On a recueilli des données précises sur ce qui se produit lorsque le couvert végétal est détruit ou enlevé du sol. Le premier effet est une réduction de la capacité d'infiltration - régime constant auquel l'eau peut filtrer à travers la couche superficielle du sol, épaisse de 1 à 2 inches (2,5 à 5 cm). Là où, pour une cause ou une autre, la rapidité d'infiltration est compromise, l'eau s'écoule à la surface, en un ruissellement rapide, fréquemment accompagné d'action érosive.

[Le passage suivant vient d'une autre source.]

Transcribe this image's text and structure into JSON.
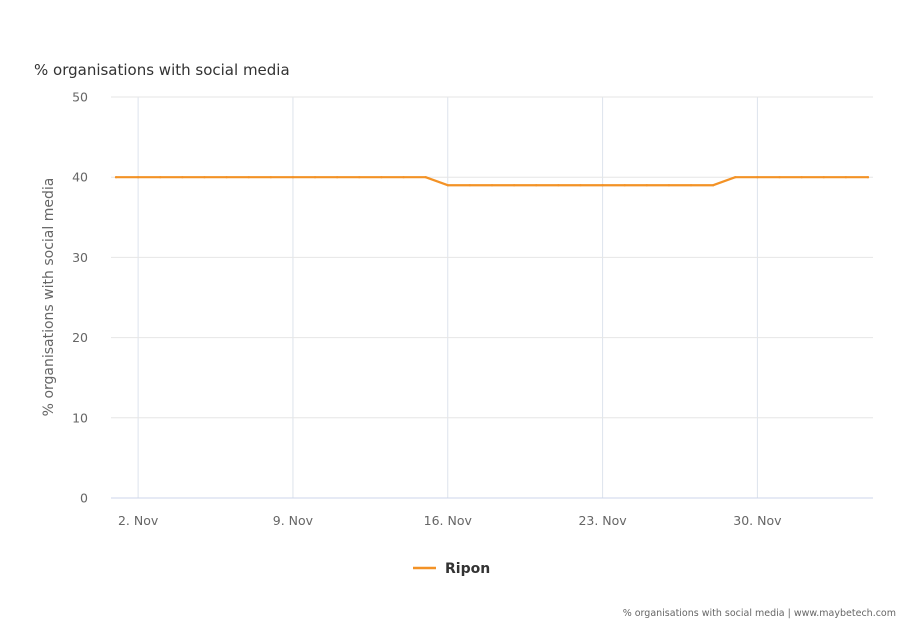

Une épaisse couche de couverture morte ou un tapis herbacé, à la surface du sol, amortissent une grande partie de l'énergie cinétique des gouttes de pluie qui tombent et qui, dans le cas contraire, frappent le sol nu et mettent ses particules en mouvement. Ce mouvement entraîne les plus fines particules dans les ouvertures capillaires, arrêtant ainsi la pénétration de l'eau. La couverture morte ou vivante de la surface du sol amène plus doucement l'humidité jusqu'à la surface du sol sous-jacent, et empêche l'obturation de ces pores. Les matières organiques en décomposition (en raison de leur structure spongieuse) facilitent également le passage de l'eau à travers les horizons superficiels du sol. L'infiltration est également favorisée par l'activité de la flore et de la faune (en partie microscopiques) du sol qui pullulent sous la couverture morte - en particulier sous la couverture provenant d'essences feuillues, d'arbustes et de plantes herbacées. Ces organismes creusent continuellement dans le sol des galeries qui constituent pour l'eau des voies de pénétration. Les racines des arbres, des graminées et d'autres végétaux ameublissent également le sol et, à mesure qu'elles meurent et pourrissent, elles laissent des galeries remplies d'humus propres à l'infiltration de l'eau.

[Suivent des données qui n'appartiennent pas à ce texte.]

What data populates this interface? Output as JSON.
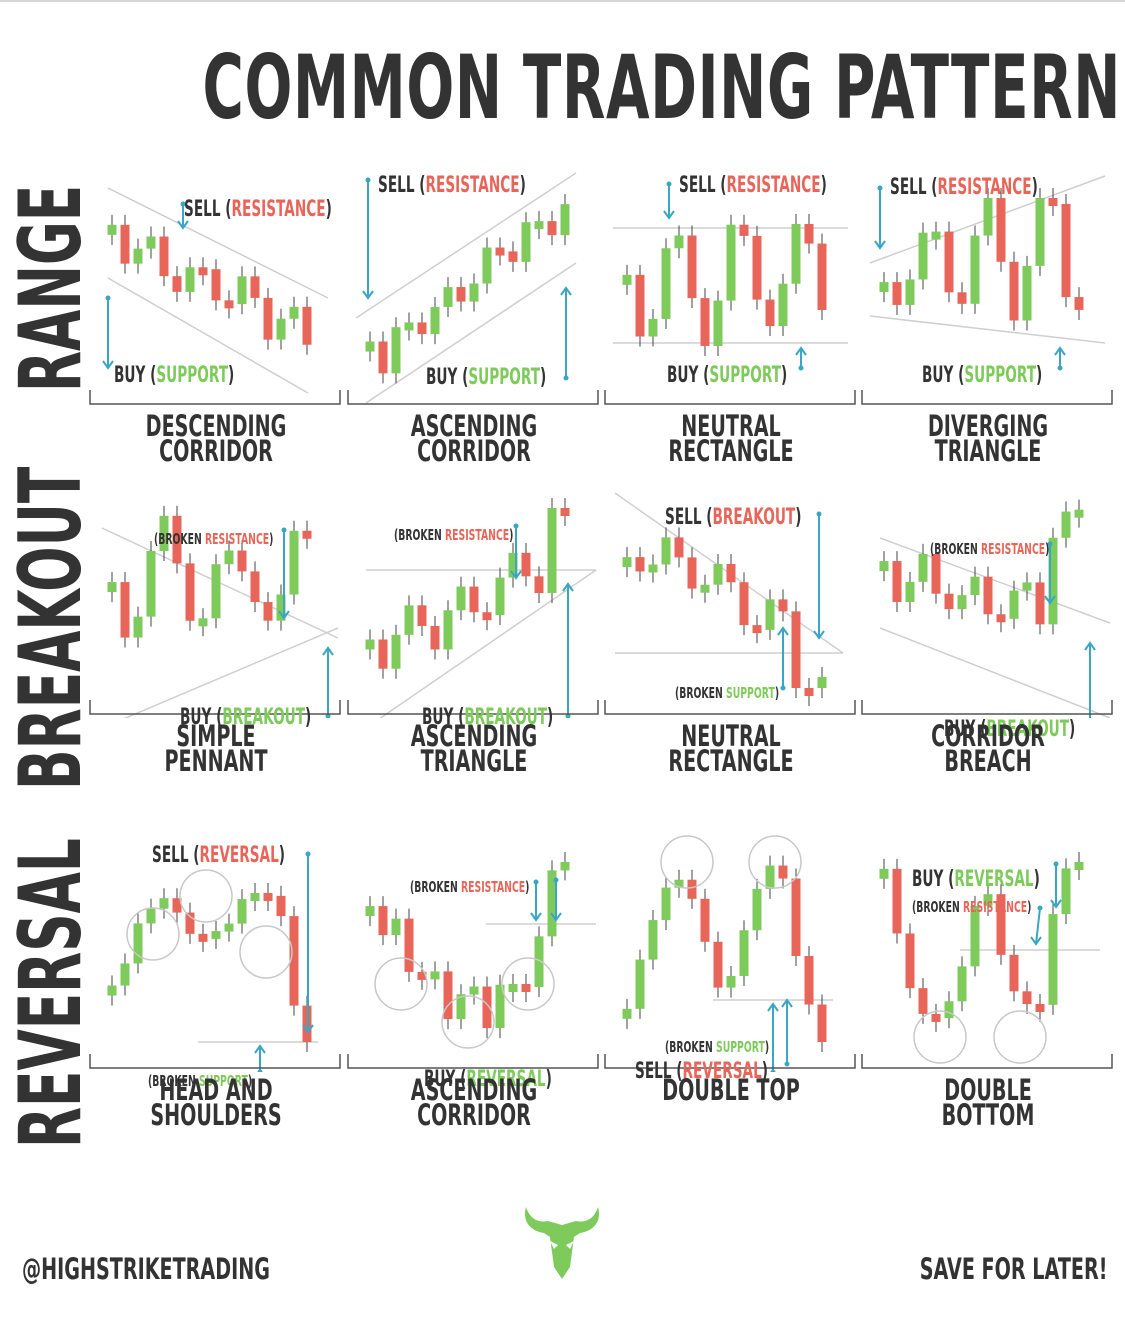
{
  "title": "COMMON TRADING PATTERNS",
  "rows": [
    {
      "label": "RANGE"
    },
    {
      "label": "BREAKOUT"
    },
    {
      "label": "REVERSAL"
    }
  ],
  "colors": {
    "bullish": "#7ecb5c",
    "bearish": "#e8655a",
    "arrow": "#3aa6c4",
    "text": "#333333"
  },
  "patterns": [
    {
      "name": [
        "DESCENDING",
        "CORRIDOR"
      ],
      "annotations": [
        {
          "parts": [
            "SELL (",
            "RESISTANCE",
            ")"
          ]
        },
        {
          "parts": [
            "BUY (",
            "SUPPORT",
            ")"
          ]
        }
      ]
    },
    {
      "name": [
        "ASCENDING",
        "CORRIDOR"
      ],
      "annotations": [
        {
          "parts": [
            "SELL (",
            "RESISTANCE",
            ")"
          ]
        },
        {
          "parts": [
            "BUY (",
            "SUPPORT",
            ")"
          ]
        }
      ]
    },
    {
      "name": [
        "NEUTRAL",
        "RECTANGLE"
      ],
      "annotations": [
        {
          "parts": [
            "SELL (",
            "RESISTANCE",
            ")"
          ]
        },
        {
          "parts": [
            "BUY (",
            "SUPPORT",
            ")"
          ]
        }
      ]
    },
    {
      "name": [
        "DIVERGING",
        "TRIANGLE"
      ],
      "annotations": [
        {
          "parts": [
            "SELL (",
            "RESISTANCE",
            ")"
          ]
        },
        {
          "parts": [
            "BUY (",
            "SUPPORT",
            ")"
          ]
        }
      ]
    },
    {
      "name": [
        "SIMPLE PENNANT",
        ""
      ],
      "annotations": [
        {
          "parts": [
            "(BROKEN ",
            "RESISTANCE",
            ")"
          ]
        },
        {
          "parts": [
            "BUY (",
            "BREAKOUT",
            ")"
          ]
        }
      ]
    },
    {
      "name": [
        "ASCENDING",
        "TRIANGLE"
      ],
      "annotations": [
        {
          "parts": [
            "(BROKEN ",
            "RESISTANCE",
            ")"
          ]
        },
        {
          "parts": [
            "BUY (",
            "BREAKOUT",
            ")"
          ]
        }
      ]
    },
    {
      "name": [
        "NEUTRAL",
        "RECTANGLE"
      ],
      "annotations": [
        {
          "parts": [
            "SELL (",
            "BREAKOUT",
            ")"
          ]
        },
        {
          "parts": [
            "(BROKEN ",
            "SUPPORT",
            ")"
          ]
        }
      ]
    },
    {
      "name": [
        "CORRIDOR",
        "BREACH"
      ],
      "annotations": [
        {
          "parts": [
            "(BROKEN ",
            "RESISTANCE",
            ")"
          ]
        },
        {
          "parts": [
            "BUY (",
            "BREAKOUT",
            ")"
          ]
        }
      ]
    },
    {
      "name": [
        "HEAD AND",
        "SHOULDERS"
      ],
      "annotations": [
        {
          "parts": [
            "SELL (",
            "REVERSAL",
            ")"
          ]
        },
        {
          "parts": [
            "(BROKEN ",
            "SUPPORT",
            ")"
          ]
        }
      ]
    },
    {
      "name": [
        "ASCENDING",
        "CORRIDOR"
      ],
      "annotations": [
        {
          "parts": [
            "(BROKEN ",
            "RESISTANCE",
            ")"
          ]
        },
        {
          "parts": [
            "BUY (",
            "REVERSAL",
            ")"
          ]
        }
      ]
    },
    {
      "name": [
        "DOUBLE TOP",
        ""
      ],
      "annotations": [
        {
          "parts": [
            "(BROKEN ",
            "SUPPORT",
            ")"
          ]
        },
        {
          "parts": [
            "SELL (",
            "REVERSAL",
            ")"
          ]
        }
      ]
    },
    {
      "name": [
        "DOUBLE BOTTOM",
        ""
      ],
      "annotations": [
        {
          "parts": [
            "BUY (",
            "REVERSAL",
            ")"
          ]
        },
        {
          "parts": [
            "(BROKEN ",
            "RESISTANCE",
            ")"
          ]
        }
      ]
    }
  ],
  "footer": {
    "handle": "@HIGHSTRIKETRADING",
    "cta": "SAVE FOR LATER!",
    "logo_icon": "bull-head-icon"
  }
}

FIGURE 2. Zones génératrices d'inondations, apparues à la suite d'incendié et de pacage abusif. Monts Wasatch (Utah). Photo: Service forestier des Etats-Unis.

Certains facteurs empêchent toute infiltration. L'un des plus graves est le durcissement de la surface du sol, causé le plus souvent par un pacage excessif ou par l'emploi d'un matériel lourd de débardage. Un autre obstacle à l'infiltration est la gelée, qui se produit sous plusieurs formes - compacte, en nid d'abeille, granulée et en stalactites. Le type compact de gel du sol est le seul qui le rende imperméable à l'eau. Les expériences ont montré que le gel compact se produit plus tôt et pénètre plus profondément en plein découvert que sous le couvert forestier. Les peuplements âgés y sont moins sujets que les peuplements jeunes. Il se forme plus rapidement sous les peuplements de conifères que sous les peuplements de feuillus.

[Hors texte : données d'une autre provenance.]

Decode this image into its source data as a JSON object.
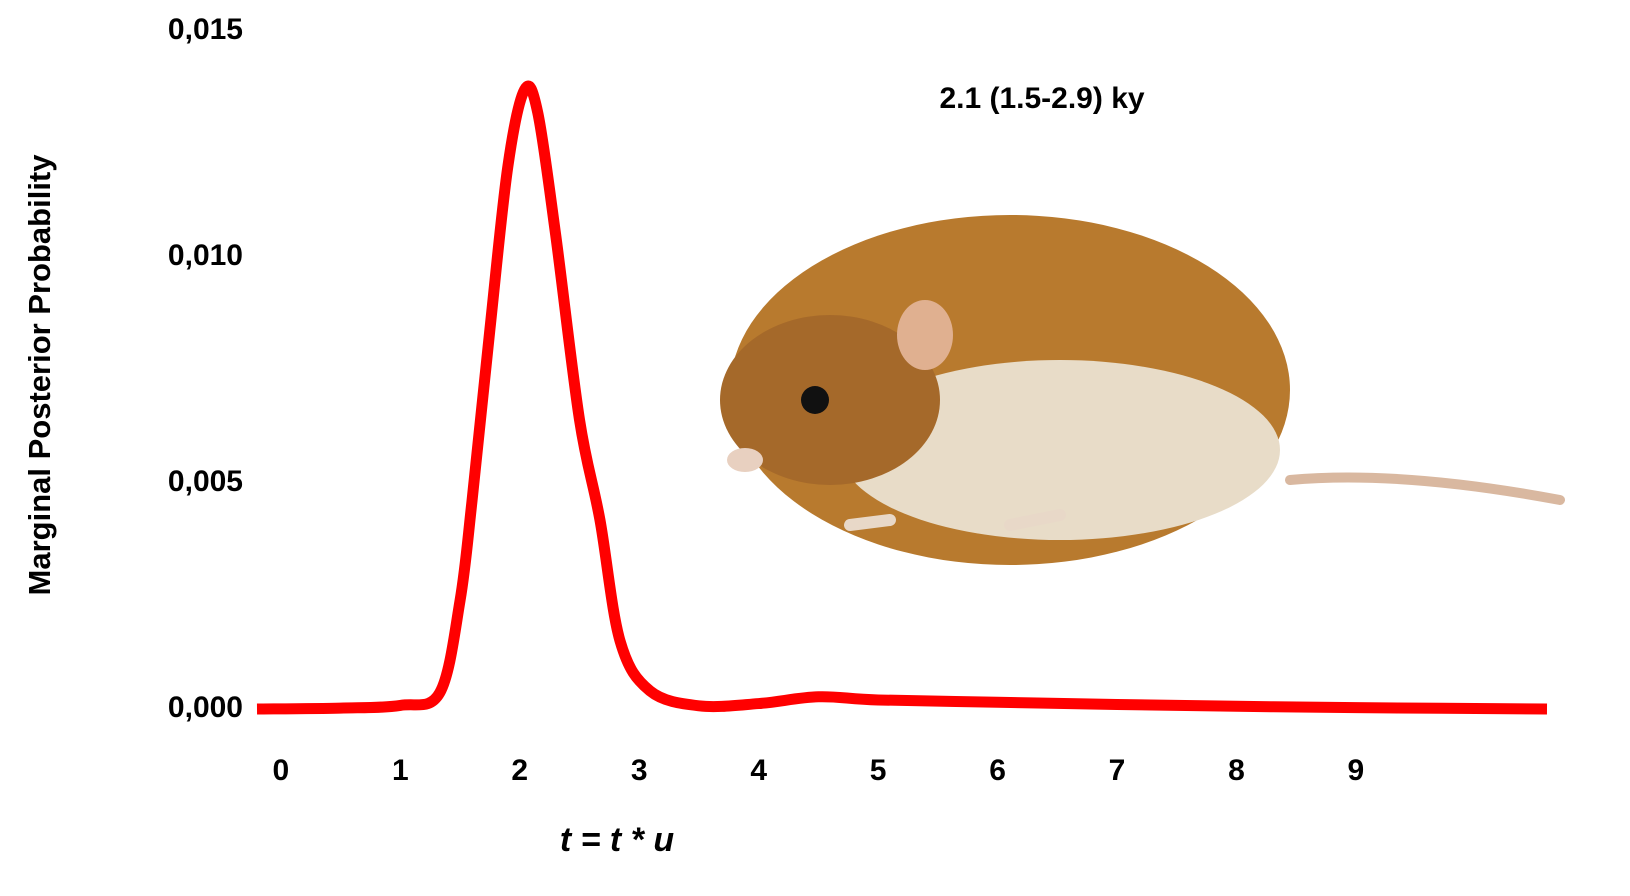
{
  "chart_data": {
    "type": "line",
    "y_label": "Marginal Posterior Probability",
    "x_label": "t = t * u",
    "annotation": "2.1 (1.5-2.9) ky",
    "xlim": [
      -0.2,
      10.6
    ],
    "ylim": [
      0,
      0.015
    ],
    "xticks": [
      0,
      1,
      2,
      3,
      4,
      5,
      6,
      7,
      8,
      9
    ],
    "yticks": [
      {
        "value": 0,
        "label": "0,000"
      },
      {
        "value": 0.005,
        "label": "0,005"
      },
      {
        "value": 0.01,
        "label": "0,010"
      },
      {
        "value": 0.015,
        "label": "0,015"
      }
    ],
    "grid": false,
    "series": [
      {
        "color": "#ff0000",
        "x": [
          -0.2,
          0.5,
          1.0,
          1.33,
          1.5,
          1.6,
          1.75,
          1.9,
          2.04,
          2.15,
          2.3,
          2.5,
          2.67,
          2.84,
          3.09,
          3.5,
          4.0,
          4.5,
          5.0,
          6.0,
          7.0,
          8.0,
          9.0,
          10.6
        ],
        "values": [
          0,
          2e-05,
          8e-05,
          0.00036,
          0.0024,
          0.0046,
          0.0084,
          0.012,
          0.0137,
          0.0132,
          0.0105,
          0.0064,
          0.0042,
          0.0015,
          0.0004,
          7e-05,
          0.00012,
          0.00027,
          0.0002,
          0.00015,
          0.0001,
          6e-05,
          3e-05,
          0
        ]
      }
    ]
  }
}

Les perturbations subies par le sol forestier à la suite d'incendié, de pacage ou d'exploitation, sont favorables à la formation de gel compact. Dans les régions du nord-est, du centre et du sud-est du pays, le facteur gel du sol a une importance considérable dans l'aménagement des bassins de réception, car les inondations y sont souvent provoquées par la fonte rapide des neiges ou par de fortes pluies sur des sols gelés. L'un des plus dangereux obstacles à l'infiltration est l'incendie grave qui consume toutes les matières organiques recouvrant le sol ainsi que l'humus de l'horizon supérieur. Le ruissellement et l'érosion excessifs sont souvent le résultat d'un violent incendie, notamment dans les terrains plusieurs fois parcourus par le feu en l'espace de quelques années. Les effets les plus graves se produisent généralement dans les parties les plus arides, où le couvert végétal est naturellement clair et où la teneur en matières organiques des horizons supérieurs du sol est faible. Si la végétation est lente à se rétablir, le dommage causé aux versants par l'incendie sera probablement sérieux. Les versants qui portent des peuplements denses ou tout autre végétation ne sont souvent que peu sérieusement endommagés par un incendie unique, à condition que les matières organiques qui se trouvent sur le sol ne soient pas entièrement consumées et que le couvert végétal soit assez rapidement reconstitué.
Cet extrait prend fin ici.